Europeans ordered to stockpile emergency supplies as NATO warns of imminent threat

Europe is preparing its citizens for war - but will anyone actually listen?
For millions of Europeans, the unthinkable is becoming reality as governments across the continent distribute survival guides, build bunkers, and conduct mass evacuation drills. The message is clear: be prepared for conflict.
NATO Secretary-General Mark Rutte's words last December still echo across European capitals: "It is time to shift to a wartime mindset." It wasn't just rhetoric - it was a warning that's now being translated into concrete action.
Sweden has distributed millions of survival guides titled "If Crisis or War Comes" to households nationwide. The booklet doesn't mince words, offering detailed instructions on what to do during air raids and even nuclear attacks.
"Go indoors, close all windows and doors and, if possible, switch off the ventilation," the guide instructs Swedes. It advises taking shelter in cellars, garages and underground metro stations during attacks.

Perhaps most chilling is the matter-of-fact way it addresses nuclear weapons: "Take cover as you would during an air raid. Civil defense shelters provide the best protection," adding that "radiation levels will lower drastically after a couple of days."
Finland, sharing a 1,340-kilometer border with Russia - the longest of any NATO member - has been preparing for decades.
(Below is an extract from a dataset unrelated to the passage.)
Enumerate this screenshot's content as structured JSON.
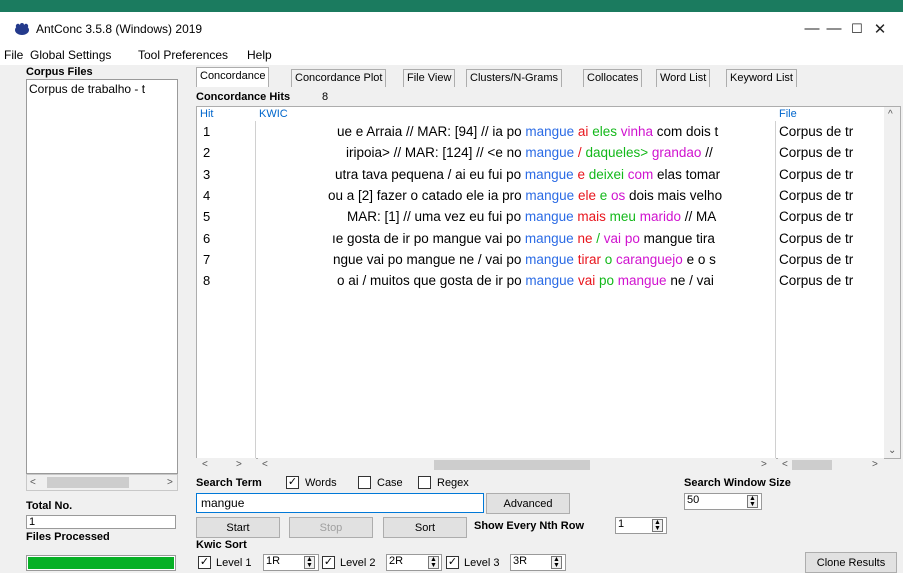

The Nordic country has built an astonishing 50,500 bomb shelters capable of protecting 4.8 million people in a country of 5.6 million.
The European Commission itself has urged all citizens to stockpile enough food and supplies to last at least 72 hours in case of emergency, while Germany has updated its Framework Directive for Overall Defense with detailed instructions on how daily life would transform during wartime.
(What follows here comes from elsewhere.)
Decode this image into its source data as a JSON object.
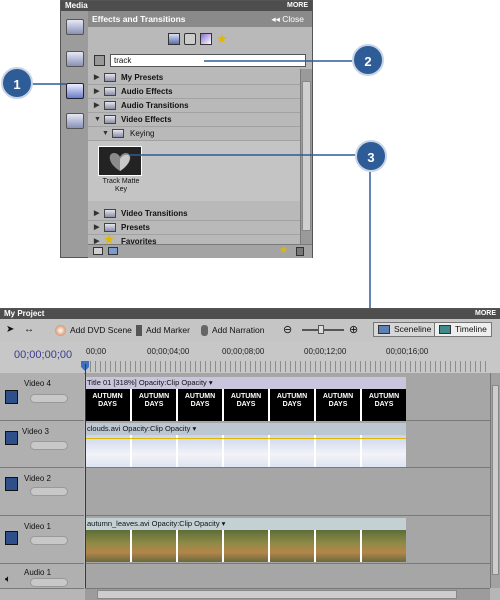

But a crucial question remains: Will citizens actually take these warnings seriously?
For countries with recent historical memory of Russian aggression - like Finland, which lost territory to Russia in the Winter War, or the Baltic states, which were Soviet-occupied until 1991 - the threat feels tangible and real.
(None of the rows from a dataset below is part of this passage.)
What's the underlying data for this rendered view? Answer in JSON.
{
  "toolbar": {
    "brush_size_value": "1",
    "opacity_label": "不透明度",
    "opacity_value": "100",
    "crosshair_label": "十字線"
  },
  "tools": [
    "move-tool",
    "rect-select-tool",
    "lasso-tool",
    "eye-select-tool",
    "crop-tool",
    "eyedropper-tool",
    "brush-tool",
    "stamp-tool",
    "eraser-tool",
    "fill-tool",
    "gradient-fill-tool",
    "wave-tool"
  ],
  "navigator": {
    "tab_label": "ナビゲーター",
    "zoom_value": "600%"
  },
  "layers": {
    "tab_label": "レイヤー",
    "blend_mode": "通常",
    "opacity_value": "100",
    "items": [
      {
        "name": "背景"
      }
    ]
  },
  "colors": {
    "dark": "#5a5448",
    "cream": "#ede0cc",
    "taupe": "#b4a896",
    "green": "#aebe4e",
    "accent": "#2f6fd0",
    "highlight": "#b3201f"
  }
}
"The existential threat, the fear of being overrun, of disappearing from the map, is very real in the Baltic states," explains Claudia Major, senior vice president for transatlantic security at the German Marshall Fund.

For Western European nations, whose citizens have lived in peace for generations, the warnings might sound like alarmism. Previous civil defense campaigns, like Britain's infamous "Protect and Survive" guidance during the Cold War, were widely ridiculed for offering seemingly naive advice like whitewashing windows to reflect heat from nuclear blasts.
Today's guidance is more sophisticated, addressing psychological resilience alongside physical preparations. But without the lived experience of conflict, many Europeans may still dismiss these warnings as government overreaction.
"The fine line to walk obviously is to increase preparedness without going into alarmism and catastrophizing," Major notes. "We want people to be aware, we don't want them to be freaked out."
With Russia's war in Ukraine now entering its third year and fears that Vladimir Putin could have ambitions beyond Ukraine's borders, European leaders are sending a clear message: the threat is real, and civilian preparedness could be the difference between resilience and collapse.
As one Finnish civil defense instructor bluntly put it: "If the society is not willing and not ready to support a war like the Ukrainian society is doing at the moment, we will not prevail.